The book was first released in the United States in 2006, where it received war reviews. But in Poland, the book has been condemned for allegedly labeling all of postwar Polish society as anti-Semitic. "It’s important that we carry our fight to its conclusion, because Gross and his supporters are marginal, and we will not permit anyone to punish Poland. Leave us in peace.

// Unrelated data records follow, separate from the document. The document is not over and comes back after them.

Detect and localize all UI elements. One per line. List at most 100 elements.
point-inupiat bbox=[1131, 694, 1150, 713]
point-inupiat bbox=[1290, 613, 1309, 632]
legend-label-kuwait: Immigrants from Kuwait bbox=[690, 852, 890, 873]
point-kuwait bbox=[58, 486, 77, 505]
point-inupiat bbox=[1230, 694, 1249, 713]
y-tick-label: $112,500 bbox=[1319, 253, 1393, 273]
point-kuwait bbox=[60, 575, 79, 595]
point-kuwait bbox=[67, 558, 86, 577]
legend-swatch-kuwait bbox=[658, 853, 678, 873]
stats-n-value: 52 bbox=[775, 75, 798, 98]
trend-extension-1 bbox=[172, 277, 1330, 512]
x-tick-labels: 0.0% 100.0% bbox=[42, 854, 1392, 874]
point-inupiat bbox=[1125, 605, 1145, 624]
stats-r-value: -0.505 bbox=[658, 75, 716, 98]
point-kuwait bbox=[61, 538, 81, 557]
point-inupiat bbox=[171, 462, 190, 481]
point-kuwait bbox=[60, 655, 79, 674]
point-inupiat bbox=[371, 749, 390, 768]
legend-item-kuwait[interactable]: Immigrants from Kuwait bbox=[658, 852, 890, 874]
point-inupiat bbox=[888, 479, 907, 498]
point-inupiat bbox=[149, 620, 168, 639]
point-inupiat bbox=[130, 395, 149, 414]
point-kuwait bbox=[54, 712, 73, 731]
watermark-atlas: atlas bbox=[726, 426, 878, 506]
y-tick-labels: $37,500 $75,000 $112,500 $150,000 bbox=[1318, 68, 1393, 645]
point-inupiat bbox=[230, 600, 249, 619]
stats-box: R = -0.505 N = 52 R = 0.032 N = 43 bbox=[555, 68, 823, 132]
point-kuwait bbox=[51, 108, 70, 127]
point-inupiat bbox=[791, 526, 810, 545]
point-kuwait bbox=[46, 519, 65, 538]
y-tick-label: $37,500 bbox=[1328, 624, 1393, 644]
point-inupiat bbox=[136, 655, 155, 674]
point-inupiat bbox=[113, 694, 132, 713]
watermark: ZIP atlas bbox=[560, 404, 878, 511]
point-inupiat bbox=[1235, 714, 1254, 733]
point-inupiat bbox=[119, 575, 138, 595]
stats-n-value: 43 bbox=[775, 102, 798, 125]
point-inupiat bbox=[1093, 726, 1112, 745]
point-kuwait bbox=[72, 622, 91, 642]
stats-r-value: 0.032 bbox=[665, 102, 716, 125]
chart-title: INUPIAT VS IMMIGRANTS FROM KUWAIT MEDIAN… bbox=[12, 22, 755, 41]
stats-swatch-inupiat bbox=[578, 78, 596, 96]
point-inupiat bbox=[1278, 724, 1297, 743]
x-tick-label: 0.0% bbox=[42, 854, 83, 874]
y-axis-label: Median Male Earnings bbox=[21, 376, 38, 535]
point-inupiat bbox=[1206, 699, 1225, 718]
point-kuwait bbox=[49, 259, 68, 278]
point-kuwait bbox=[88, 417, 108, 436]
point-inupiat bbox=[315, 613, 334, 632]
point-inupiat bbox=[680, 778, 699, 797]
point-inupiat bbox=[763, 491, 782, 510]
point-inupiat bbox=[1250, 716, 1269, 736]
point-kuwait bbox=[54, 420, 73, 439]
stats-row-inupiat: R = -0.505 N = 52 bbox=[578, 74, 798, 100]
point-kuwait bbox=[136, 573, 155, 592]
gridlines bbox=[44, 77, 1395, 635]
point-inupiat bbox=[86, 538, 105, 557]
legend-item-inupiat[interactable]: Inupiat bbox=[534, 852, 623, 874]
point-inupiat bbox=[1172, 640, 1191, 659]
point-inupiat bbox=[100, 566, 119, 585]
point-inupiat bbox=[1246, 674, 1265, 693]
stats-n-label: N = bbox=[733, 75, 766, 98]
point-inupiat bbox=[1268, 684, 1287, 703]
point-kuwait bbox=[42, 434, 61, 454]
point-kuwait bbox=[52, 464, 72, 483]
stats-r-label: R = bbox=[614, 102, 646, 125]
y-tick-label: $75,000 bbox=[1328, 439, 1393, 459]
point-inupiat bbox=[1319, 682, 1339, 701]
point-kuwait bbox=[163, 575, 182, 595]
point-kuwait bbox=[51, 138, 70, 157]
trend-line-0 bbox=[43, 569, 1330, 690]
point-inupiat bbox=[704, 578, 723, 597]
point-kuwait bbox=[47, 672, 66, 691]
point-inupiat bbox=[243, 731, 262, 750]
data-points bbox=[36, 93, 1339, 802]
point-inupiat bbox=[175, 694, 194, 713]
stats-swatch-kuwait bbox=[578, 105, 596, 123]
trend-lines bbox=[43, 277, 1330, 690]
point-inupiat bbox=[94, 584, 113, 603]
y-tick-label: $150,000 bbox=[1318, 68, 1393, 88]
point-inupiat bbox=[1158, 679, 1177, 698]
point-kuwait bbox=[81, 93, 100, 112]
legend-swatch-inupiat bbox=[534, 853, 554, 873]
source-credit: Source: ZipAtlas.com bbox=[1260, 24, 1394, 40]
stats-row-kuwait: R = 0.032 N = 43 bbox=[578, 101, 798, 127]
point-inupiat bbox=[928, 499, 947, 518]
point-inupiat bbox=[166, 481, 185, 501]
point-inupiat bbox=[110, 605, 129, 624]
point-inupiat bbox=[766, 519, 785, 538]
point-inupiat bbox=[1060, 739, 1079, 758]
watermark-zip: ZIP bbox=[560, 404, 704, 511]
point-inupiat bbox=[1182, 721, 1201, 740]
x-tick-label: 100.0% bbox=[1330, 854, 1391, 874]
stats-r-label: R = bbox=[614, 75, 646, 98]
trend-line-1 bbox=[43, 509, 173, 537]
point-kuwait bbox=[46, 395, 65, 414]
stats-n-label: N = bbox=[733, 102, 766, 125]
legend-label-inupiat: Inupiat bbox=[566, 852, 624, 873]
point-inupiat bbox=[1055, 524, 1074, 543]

Leave us alone," Nowak reportedly said Sunday, February 9.

MORE ANGER

The speakers not only directed their anger at Gross but also "at Jews in general, at Jews from Brooklyn in particular, at Poles who are willing to sell them anything for money, at Righteous Among the Nations Wladyslaw Bartoszewski, at a minister in the Prime Minister’s Office responsible for Jewish-Polish affairs; and at the newspaper that, in their eyes, represents the Polish left, Gazeta Wyborcza, and its editor, Adam Michnik," Haaretz observed. 

There were apparently questions from the audience at the end, mostly of the "how do we defend ourselves against attacks on the church and on Poland" variety. "The best thing is to get organized," Nowak apparently responded. "This was not a pogrom, but it was close," commented Haaretz’s Correspondent in Warsaw, Anshel Pfeffer.

It came after a series of other anti-Semitic incidents in Poland and other Eastern European nations, including Hungary, where in the latest attacks two dozen tomb stones were vandalized at a Jewish cemetery and up to 2000 Neo-Nazis gathered in Budapest.

There has been concerns that economic hardship related to these countries’ European transition will fuel nationalism and violence directed against Jews and Gypsies, who prefer to be known as Roma, and foreigners. (With BosNewsLife’s Stefan J. Bos reporting from Budapest).